STRUCTURAL STUDY OF THE DNA DECAMER DUPLEXES CONTAINING DOUBLE T-G MISMATCHES

含双T-G不匹配的DNA十聚体双链体的结构研究

• 批准号: 8168636
• 负责人: IHEE HYOTCHERL
• 金额: $ 1.08万
• 依托单位: ILLINOIS INSTITUTE OF TECHNOLOGY
• 依托单位国家: 美国
• 财政年份: 2010
• 资助国家: 美国
• 起止时间: 2010-01-01 至 2010-12-31
• 项目状态: 已结题
• 来源: https://reporter.nih.gov/project-details/8168636
• 关键词: Affect; Affinity; Agreement; Binding; Computer Retrieval of Information on Scientific Projects Database; DNA; DNA photoproducts; Data; Funding; Goals; Grant; Institution; Lesion; Measurement; Nature; Nucleotide Excision Repair; Pathway interactions; Process; Proteins; Pyrimidine Dimers; Research; Research Personnel; Resources; Roentgen Rays; Solutions; Source; Structure; System; Ultraviolet Rays; United States National Institutes of Health; cytotoxic; repair enzyme; repaired; ultraviolet irradiation

This subproject is one of many research subprojects utilizing the resources provided by a Center grant funded by NIH/NCRR. The subproject and investigator (PI) may have received primary funding from another NIH source, and thus could be represented in other CRISP entries. The institution listed is for the Center, which is not necessarily the institution for the investigator. Understanding the mechanism responsible for the DNA photodamage and the repair process would be a first step toward finding a solution to reduce the photodamage and enhance the repair.

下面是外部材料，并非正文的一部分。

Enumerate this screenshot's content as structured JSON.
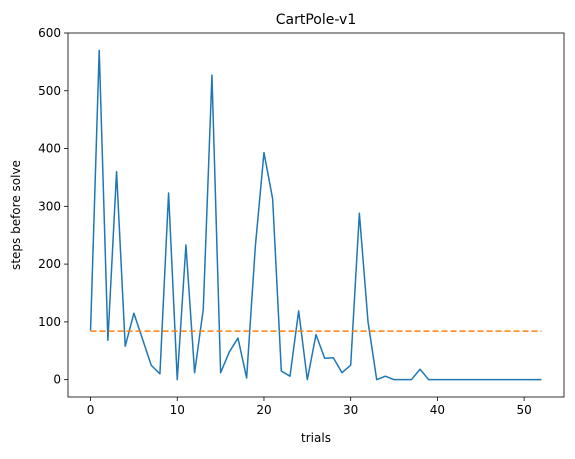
{
  "chart_data": {
    "type": "line",
    "title": "CartPole-v1",
    "xlabel": "trials",
    "ylabel": "steps before solve",
    "xlim": [
      -2.6,
      54.6
    ],
    "ylim": [
      -30,
      600
    ],
    "x_ticks": [
      0,
      10,
      20,
      30,
      40,
      50
    ],
    "y_ticks": [
      0,
      100,
      200,
      300,
      400,
      500,
      600
    ],
    "grid": false,
    "legend": "none",
    "series": [
      {
        "color": "#1f77b4",
        "style": "solid",
        "x": [
          0,
          1,
          2,
          3,
          4,
          5,
          6,
          7,
          8,
          9,
          10,
          11,
          12,
          13,
          14,
          15,
          16,
          17,
          18,
          19,
          20,
          21,
          22,
          23,
          24,
          25,
          26,
          27,
          28,
          29,
          30,
          31,
          32,
          33,
          34,
          35,
          36,
          37,
          38,
          39,
          40,
          41,
          42,
          43,
          44,
          45,
          46,
          47,
          48,
          49,
          50,
          51,
          52
        ],
        "values": [
          85,
          570,
          68,
          360,
          58,
          115,
          70,
          25,
          10,
          323,
          0,
          233,
          12,
          122,
          527,
          12,
          48,
          72,
          3,
          230,
          393,
          313,
          15,
          6,
          119,
          0,
          78,
          37,
          38,
          12,
          25,
          288,
          100,
          0,
          6,
          0,
          0,
          0,
          18,
          0,
          0,
          0,
          0,
          0,
          0,
          0,
          0,
          0,
          0,
          0,
          0,
          0,
          0
        ]
      },
      {
        "color": "#ff7f0e",
        "style": "dashed",
        "x": [
          0,
          52
        ],
        "values": [
          84,
          84
        ]
      }
    ]
  }
}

The cis-syn cyclobutane pyrimidine dimer (CPD) is one of the major classes of cytotoxic, mutagenic and carcinogenic DNA photoproducts induced by UV light. Though CPD formation due to the UV irradiation occurs quite frequently, CPD lesion is poorly recognized by repair enzyme XPC-hHR23B which is the primary damage recognition protein of the nucleotide excision repair (NER) pathway. Intriguingly, CPD/GG duplex represents unusually severe helical distortion due to the presence of double T-G mismatches, and XPC-hHR23B protein has a considerably higher binding affinity for CPD/GG duplex compared with the usual CPD lesion (CPD/TT). Therefore it is of importance to understand in which manner the target substrate for this protein is formed and how the T-G mismatches affect this process. Toward this goal we conducted wide-angle X-ray scattering (WAXS) measurement to investigate structural change of DNA duplex under CPD formation, double T-G mismatches and interaction with XPC-hHR23B protein in solution. Since X-ray solution scattering provides rich information about the structure, we expected to see the essential difference between damaged and undamaged DNA and between normal and mismatched DNA. We successfully obtained high-quality WAXS data from the DNA systems, with the experimental data in very good agreement with theoretical prediction. Further analysis to solve the nature of damaging and repairing process is still ongoing.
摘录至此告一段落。